CRESCENT: Collision-Free Highly Constrained Trajectory Optimization for Driving on the Moon
Abhishek Cauligi, Keenan Albee, Roland Brockers, Jean-Pierre de la Croix
AI summary
Problem
Future multi-agent Lunar missions require fully onboard autonomy to avoid heavy ground-in-the-loop supervision, but existing planners cannot satisfy tight formation corridors, complex vehicle dynamics, and real-time compute limits in cluttered, unmapped environments.
Approach
The authors developed a hierarchical motion planning framework that formulates navigation as a nonlinear least-squares trajectory optimization problem solved in real time on resource-constrained flight hardware, utilizing signed distance functions and factor graphs to enforce safety and corridor constraints.
Key results
- Hierarchical global and local planners resolve map uncertainty and enforce robust obstacle avoidance
- Real-time nonlinear optimization successfully runs on resource-constrained Snapdragon processors
- First implementation of onboard trajectory optimization and signed distance functions for a celestial body mission
- Validated through extensive simulations and field testing in representative Lunar analog environments
Why it matters
Advances the technology readiness of real-time onboard trajectory optimization, enabling scalable autonomy for future multi-agent planetary exploration missions.
Abstract
Rovers have been a mainstay of planetary exploration missions, significantly expanding our knowledge in planetary science. However, past rover missions have involved significant human supervision to oversee rover operations, a state-of-practice that scales poorly for the next generation of missions.

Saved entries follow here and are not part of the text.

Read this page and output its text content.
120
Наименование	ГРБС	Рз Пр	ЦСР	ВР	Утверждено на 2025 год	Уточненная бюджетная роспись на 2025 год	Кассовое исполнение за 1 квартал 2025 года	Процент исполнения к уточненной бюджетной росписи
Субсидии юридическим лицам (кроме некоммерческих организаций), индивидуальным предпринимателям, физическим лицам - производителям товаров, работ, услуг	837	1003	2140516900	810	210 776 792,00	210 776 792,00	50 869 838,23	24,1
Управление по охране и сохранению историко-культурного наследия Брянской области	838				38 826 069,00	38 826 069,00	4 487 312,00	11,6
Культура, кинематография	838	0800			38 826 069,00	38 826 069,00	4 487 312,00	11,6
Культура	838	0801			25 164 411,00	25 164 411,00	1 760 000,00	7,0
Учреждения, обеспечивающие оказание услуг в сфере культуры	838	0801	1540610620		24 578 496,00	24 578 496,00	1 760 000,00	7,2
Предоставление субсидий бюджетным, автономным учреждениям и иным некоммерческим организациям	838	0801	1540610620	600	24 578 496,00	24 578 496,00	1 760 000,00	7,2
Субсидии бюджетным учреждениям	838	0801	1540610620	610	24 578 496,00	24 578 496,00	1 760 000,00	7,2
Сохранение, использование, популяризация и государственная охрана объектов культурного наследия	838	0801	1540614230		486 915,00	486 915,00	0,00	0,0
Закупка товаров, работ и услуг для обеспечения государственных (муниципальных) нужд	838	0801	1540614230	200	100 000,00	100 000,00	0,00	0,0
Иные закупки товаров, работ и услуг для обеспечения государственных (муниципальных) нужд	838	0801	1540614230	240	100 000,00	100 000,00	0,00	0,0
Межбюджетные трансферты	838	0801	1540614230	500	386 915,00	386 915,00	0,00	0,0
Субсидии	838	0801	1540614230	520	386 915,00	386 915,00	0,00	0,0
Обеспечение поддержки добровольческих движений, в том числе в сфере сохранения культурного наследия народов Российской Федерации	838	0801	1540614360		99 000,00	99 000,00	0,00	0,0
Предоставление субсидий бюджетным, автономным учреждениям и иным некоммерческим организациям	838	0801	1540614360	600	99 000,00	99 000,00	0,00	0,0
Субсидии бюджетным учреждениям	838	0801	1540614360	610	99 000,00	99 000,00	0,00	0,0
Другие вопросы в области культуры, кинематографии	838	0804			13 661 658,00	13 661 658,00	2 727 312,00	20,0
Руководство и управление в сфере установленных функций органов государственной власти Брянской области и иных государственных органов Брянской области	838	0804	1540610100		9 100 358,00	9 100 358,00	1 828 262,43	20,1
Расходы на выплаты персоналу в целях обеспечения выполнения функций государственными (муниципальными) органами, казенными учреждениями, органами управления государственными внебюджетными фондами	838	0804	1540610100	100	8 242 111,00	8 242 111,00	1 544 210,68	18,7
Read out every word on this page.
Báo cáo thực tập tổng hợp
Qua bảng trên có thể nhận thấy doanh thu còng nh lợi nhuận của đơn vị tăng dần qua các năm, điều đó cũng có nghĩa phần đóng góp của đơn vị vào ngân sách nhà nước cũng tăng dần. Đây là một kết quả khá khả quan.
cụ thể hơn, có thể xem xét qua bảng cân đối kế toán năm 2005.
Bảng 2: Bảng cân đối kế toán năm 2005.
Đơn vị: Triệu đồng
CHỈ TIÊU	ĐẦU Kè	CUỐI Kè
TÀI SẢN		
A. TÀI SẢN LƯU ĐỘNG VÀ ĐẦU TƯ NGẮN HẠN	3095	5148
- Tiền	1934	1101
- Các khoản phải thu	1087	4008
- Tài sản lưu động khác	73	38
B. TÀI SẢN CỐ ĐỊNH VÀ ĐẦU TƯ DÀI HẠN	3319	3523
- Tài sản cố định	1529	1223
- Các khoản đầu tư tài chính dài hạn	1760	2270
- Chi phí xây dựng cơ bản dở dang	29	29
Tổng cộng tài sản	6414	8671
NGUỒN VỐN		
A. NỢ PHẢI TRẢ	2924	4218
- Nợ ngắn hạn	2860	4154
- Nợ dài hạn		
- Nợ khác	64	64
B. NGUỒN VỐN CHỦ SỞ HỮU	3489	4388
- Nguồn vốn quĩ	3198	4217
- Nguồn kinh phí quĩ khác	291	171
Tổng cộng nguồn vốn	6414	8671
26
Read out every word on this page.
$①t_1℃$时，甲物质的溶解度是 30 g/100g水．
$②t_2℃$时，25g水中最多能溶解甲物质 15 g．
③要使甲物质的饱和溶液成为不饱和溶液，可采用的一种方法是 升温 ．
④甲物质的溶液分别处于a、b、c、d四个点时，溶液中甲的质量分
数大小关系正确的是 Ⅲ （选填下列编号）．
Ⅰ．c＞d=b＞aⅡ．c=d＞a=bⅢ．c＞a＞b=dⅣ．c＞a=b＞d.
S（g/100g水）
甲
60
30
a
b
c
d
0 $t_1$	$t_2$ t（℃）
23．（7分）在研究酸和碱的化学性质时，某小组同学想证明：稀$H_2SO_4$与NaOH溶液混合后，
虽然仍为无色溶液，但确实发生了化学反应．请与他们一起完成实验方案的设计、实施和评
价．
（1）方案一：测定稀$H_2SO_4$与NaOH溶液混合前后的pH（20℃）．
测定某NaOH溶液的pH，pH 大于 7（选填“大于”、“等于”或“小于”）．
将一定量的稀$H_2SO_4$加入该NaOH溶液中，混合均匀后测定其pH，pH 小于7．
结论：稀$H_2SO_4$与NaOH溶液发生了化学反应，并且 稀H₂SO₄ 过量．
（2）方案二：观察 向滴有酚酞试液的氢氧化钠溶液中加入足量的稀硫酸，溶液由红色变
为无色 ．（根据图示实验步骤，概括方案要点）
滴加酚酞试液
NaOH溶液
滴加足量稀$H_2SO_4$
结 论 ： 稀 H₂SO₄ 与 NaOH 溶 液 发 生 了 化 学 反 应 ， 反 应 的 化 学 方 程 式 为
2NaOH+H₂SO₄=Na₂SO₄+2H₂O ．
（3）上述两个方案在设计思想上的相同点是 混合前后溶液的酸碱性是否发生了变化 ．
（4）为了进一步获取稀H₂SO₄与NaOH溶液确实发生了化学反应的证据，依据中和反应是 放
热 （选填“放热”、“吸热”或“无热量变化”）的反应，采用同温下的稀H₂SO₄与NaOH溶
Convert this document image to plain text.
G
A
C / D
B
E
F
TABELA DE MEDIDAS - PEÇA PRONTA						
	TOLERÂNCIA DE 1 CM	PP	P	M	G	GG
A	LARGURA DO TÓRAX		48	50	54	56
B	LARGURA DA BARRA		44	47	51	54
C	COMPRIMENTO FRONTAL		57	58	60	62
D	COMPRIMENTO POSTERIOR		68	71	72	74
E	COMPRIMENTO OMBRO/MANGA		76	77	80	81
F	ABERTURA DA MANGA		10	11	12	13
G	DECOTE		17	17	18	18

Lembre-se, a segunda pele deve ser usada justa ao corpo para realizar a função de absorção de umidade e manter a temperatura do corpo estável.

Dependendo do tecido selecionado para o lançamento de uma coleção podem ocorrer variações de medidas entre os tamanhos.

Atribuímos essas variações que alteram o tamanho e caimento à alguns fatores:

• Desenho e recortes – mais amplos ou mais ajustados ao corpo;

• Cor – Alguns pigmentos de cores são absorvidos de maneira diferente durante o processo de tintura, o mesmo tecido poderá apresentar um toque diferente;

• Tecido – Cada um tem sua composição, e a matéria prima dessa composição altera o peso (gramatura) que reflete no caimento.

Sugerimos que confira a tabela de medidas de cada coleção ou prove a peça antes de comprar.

In this work, we present the development of Constrained Roving Exploration via Safe Collision-free and Environment-aware Trajectory optimization (CRESCENT), a motion planning algorithm developed for the upcoming multiagent Cooperative Autonomous Distributed Robotic Exploration (CADRE) Lunar rover mission. CRESCENT was designed to safely drive a miniature rover platform in a highly cluttered unmapped Lunar environment, executing complex motion directives from CADRE’s team-level autonomy while meeting far stricter dynamical and temporal constraints than existing onboard planetary rover planning algorithms are capable of satisfying. Our hierarchical approach formulates an efficient numerical trajectory optimization-based motion planning algorithm that makes use of nonlinear optimization to solve the planning problem in real time. We demonstrate the efficiency of our proposed approach through extensive simulations and hardware testing in a representative Lunar environment. Following CADRE’s upcoming deployment on the Lunar surface, CRESCENT will be the first nonlinear optimization-based trajectory optimization approach used on another celestial body.